Am currently waiting on replacement of the reman'd IP with a new one.
 
I tried it going down the road and it did. Just yesterday as a matter of fact. And I have a witness that had to clean his drawers. My truck doesn't have park and I didn't push any lever. These vehicles get older those locks don't work as well. Especially 94 and older. Many you can pull the key out while the truck is running. Then shut the truck off and start it without the key. My 89 was real good for that.

FYI -- the key WON'T go to lock when it's not in park, or without pushing the leaver behind the key for manuals.... try it in your driveway and see....
 
There is a small code reader called "c-reader" also available from Mac tools called a cd-50 (might be updated part number currently). When I was a Mac guy I sold a lot of these for hard to track problems like this, they were only $60. You plug it into the obd connector and leave it there(no cables and small). It records a 24 hour continious loop so you plug it in and forget it until a problem comes up. Then take it out when you get home and plug into any computer and you know what part if the unit is going psyco. You would know the parameters so you could duplicate it and get that power out of it for when you want it also.
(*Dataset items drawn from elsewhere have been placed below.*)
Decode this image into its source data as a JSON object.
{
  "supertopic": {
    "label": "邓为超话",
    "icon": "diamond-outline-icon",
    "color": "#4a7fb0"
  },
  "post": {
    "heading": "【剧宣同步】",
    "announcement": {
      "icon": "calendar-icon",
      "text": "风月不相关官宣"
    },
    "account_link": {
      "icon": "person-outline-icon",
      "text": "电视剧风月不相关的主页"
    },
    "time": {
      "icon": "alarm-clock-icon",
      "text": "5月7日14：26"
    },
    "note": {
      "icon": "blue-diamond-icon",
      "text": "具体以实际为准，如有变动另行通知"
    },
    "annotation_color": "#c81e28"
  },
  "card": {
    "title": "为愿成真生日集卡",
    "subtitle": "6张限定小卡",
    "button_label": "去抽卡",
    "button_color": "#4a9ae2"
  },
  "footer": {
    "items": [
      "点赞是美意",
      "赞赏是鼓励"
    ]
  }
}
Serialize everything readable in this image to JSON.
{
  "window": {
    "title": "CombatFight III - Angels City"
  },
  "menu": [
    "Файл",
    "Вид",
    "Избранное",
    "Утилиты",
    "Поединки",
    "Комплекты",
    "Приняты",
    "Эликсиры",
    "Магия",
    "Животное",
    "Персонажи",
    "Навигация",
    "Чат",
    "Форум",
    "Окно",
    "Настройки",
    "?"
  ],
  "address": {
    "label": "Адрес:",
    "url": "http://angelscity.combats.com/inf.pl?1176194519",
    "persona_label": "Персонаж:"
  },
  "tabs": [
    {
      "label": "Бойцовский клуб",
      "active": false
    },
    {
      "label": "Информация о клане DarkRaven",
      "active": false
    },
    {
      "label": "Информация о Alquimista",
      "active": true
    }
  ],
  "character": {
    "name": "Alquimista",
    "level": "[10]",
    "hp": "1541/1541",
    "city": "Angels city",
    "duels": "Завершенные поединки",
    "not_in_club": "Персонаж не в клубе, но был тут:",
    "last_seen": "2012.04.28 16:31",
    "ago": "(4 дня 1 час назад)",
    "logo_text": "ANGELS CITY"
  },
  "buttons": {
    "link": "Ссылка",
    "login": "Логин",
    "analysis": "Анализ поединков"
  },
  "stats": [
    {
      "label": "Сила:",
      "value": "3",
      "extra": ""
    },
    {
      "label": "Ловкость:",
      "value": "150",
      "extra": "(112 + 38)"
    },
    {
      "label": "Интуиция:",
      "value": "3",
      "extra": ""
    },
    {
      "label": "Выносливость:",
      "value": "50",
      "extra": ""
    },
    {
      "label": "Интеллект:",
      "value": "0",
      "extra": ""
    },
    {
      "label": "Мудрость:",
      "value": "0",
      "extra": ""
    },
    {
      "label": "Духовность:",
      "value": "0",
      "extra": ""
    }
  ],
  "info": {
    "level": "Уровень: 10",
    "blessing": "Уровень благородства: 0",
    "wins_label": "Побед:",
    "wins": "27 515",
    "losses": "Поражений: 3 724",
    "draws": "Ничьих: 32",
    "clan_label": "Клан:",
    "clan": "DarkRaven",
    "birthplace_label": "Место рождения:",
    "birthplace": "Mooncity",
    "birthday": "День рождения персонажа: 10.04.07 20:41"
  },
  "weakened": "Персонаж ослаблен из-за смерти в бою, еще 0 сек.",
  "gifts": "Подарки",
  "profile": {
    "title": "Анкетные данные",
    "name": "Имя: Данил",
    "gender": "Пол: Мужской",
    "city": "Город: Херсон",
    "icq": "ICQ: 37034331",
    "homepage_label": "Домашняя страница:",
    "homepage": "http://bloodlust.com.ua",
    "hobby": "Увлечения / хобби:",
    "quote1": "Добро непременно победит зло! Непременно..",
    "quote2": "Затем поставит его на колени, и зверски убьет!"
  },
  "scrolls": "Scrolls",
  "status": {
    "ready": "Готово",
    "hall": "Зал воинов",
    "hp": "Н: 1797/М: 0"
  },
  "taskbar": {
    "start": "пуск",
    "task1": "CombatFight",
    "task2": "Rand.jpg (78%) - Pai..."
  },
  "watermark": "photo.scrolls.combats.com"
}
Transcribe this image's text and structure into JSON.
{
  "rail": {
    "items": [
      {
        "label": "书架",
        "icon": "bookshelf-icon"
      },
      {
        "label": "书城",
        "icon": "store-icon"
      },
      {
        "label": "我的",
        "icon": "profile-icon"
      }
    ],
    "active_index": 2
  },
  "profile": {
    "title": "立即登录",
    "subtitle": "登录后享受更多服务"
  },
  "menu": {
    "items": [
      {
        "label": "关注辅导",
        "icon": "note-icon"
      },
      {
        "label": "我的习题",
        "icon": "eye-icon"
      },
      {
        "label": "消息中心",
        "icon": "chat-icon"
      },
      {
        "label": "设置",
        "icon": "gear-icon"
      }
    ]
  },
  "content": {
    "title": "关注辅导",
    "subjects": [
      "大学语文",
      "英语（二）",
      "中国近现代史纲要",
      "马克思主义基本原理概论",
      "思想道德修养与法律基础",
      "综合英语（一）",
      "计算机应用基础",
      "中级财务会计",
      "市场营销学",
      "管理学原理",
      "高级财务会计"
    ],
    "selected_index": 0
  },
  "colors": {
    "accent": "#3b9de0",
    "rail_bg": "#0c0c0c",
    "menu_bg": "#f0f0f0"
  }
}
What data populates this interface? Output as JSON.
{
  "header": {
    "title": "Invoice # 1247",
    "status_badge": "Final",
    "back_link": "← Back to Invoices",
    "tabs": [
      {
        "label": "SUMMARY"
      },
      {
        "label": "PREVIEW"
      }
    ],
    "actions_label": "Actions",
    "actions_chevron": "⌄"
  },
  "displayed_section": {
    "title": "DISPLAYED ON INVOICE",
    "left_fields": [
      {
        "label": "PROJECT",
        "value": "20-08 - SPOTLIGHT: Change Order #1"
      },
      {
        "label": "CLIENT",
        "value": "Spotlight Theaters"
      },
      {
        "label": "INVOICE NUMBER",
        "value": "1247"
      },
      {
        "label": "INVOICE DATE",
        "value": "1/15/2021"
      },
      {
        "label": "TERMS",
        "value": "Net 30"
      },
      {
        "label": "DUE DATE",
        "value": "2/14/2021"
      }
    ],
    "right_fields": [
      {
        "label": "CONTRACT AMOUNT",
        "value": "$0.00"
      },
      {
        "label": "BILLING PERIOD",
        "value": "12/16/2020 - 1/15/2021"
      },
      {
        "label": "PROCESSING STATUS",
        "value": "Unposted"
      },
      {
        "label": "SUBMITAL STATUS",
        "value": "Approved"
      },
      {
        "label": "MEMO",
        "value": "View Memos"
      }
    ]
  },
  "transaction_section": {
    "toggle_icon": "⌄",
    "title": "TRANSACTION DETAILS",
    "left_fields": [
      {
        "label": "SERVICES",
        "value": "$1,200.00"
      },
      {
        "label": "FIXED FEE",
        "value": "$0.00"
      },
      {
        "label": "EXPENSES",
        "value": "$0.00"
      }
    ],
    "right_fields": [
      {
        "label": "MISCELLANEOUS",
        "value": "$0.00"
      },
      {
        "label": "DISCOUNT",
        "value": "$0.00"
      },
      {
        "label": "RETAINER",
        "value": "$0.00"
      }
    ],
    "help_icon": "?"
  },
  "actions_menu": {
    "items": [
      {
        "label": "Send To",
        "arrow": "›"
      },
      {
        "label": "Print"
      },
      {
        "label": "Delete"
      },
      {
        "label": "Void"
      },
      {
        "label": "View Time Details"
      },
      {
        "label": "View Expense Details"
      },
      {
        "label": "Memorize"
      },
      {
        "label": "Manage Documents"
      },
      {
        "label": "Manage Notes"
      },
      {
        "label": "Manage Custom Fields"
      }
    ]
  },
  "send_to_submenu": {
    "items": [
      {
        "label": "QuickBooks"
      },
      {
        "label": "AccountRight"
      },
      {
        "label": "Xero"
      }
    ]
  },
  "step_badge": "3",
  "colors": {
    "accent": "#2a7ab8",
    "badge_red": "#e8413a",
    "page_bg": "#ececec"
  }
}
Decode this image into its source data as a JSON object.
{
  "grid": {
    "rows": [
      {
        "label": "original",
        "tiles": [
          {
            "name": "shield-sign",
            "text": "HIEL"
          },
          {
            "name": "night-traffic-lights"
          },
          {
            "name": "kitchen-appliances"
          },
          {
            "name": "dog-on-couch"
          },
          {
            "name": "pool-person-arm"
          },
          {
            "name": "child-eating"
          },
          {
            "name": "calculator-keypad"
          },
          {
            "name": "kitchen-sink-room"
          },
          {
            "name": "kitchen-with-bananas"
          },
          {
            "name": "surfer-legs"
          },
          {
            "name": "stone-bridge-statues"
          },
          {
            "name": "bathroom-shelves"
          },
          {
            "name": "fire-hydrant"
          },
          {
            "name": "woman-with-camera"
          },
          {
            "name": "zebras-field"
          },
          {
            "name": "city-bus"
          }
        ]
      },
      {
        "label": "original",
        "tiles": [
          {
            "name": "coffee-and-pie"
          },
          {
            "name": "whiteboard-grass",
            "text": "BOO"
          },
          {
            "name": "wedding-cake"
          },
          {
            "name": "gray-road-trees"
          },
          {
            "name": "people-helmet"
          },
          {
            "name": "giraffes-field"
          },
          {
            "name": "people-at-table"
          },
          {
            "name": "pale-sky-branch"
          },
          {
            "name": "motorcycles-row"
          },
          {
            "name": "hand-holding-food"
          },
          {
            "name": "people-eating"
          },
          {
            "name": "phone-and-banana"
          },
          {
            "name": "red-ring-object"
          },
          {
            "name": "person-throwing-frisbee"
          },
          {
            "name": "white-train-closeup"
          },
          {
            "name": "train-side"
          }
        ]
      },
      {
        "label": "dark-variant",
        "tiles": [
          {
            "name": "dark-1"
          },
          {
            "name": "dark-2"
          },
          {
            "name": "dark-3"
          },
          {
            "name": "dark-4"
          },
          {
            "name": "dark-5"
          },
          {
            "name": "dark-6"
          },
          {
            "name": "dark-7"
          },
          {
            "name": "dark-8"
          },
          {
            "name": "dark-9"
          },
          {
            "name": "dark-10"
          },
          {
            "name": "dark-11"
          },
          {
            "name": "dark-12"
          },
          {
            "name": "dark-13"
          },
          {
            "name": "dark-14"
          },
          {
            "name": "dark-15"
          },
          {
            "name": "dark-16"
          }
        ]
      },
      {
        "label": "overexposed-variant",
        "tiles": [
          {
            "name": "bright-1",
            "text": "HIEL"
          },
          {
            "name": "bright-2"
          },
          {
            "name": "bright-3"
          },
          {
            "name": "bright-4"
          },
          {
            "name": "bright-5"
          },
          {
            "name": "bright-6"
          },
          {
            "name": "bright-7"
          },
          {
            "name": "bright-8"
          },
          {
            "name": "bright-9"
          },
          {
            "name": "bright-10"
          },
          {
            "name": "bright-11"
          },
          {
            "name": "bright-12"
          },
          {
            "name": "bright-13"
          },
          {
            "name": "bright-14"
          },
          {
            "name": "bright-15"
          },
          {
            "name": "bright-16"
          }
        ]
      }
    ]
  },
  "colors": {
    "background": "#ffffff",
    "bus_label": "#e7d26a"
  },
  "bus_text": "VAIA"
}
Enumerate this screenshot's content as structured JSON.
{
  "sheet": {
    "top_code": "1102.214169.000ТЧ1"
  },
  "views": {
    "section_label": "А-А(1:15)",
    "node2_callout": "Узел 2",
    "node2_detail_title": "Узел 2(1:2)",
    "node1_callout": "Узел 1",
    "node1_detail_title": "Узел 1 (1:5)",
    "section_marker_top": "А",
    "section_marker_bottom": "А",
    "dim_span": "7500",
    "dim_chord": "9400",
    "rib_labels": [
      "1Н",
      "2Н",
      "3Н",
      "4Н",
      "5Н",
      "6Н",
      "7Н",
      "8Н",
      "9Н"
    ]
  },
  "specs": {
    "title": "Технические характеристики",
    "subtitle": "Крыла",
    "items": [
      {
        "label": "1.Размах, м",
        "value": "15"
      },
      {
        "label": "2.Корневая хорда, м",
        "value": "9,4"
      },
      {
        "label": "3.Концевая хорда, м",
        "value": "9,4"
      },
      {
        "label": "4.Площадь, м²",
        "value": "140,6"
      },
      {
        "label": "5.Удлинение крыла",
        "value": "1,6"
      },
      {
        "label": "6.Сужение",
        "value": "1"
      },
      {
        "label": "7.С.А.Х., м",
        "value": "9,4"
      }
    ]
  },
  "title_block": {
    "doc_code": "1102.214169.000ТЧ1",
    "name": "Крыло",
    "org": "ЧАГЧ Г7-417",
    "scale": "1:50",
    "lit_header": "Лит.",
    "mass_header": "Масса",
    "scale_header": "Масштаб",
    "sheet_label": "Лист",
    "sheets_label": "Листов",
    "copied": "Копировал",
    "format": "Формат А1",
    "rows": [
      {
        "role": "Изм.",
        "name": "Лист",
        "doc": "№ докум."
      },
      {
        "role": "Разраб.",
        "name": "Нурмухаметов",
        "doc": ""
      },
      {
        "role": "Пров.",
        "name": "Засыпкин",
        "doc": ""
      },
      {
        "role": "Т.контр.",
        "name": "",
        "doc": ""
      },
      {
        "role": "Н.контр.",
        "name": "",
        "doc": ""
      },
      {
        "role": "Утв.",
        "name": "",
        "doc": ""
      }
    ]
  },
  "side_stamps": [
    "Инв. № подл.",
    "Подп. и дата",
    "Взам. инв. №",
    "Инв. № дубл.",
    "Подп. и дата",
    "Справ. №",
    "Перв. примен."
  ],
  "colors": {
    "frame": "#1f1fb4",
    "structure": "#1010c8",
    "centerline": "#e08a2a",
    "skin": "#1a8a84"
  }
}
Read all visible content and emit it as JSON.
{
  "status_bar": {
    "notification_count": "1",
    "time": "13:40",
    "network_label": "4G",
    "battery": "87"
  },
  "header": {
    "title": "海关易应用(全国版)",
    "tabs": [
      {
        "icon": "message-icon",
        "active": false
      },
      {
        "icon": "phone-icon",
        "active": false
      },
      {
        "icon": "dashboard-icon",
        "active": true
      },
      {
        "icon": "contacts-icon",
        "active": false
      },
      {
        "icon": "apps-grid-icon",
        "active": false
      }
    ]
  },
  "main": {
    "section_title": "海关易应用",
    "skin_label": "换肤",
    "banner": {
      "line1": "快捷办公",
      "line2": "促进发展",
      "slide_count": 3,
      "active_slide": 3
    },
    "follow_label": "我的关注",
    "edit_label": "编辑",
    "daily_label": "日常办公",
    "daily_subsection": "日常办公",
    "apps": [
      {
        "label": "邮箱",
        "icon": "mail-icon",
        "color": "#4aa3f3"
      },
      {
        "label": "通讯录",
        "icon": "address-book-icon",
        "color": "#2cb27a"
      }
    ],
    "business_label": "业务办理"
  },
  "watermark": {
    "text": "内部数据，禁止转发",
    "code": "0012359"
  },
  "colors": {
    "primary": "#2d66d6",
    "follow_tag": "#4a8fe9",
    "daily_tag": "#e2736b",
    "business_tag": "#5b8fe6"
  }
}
This is also a good little tattle tale for when Jr is out the the family hot rod. Hope this helps- I would hate to hear of a more dangerous outcome.
 
Wow, glad nothing happend to any of the occupants! I would never want to go through this. I had a stalling PMD at 172K, bought a Stanadyne black replacement and im at 252K no issues.
 
Makes me like mechanical IPs

Whenever I mess with old tractors trying to get them going I always have some type of cap in my hand that will fit over the intake manifold. :thumbsup:

Since it shutdown with the key it has to be the IP making it go wild. If it was getting oil from the turbo shutting off the fuel wouldn't help.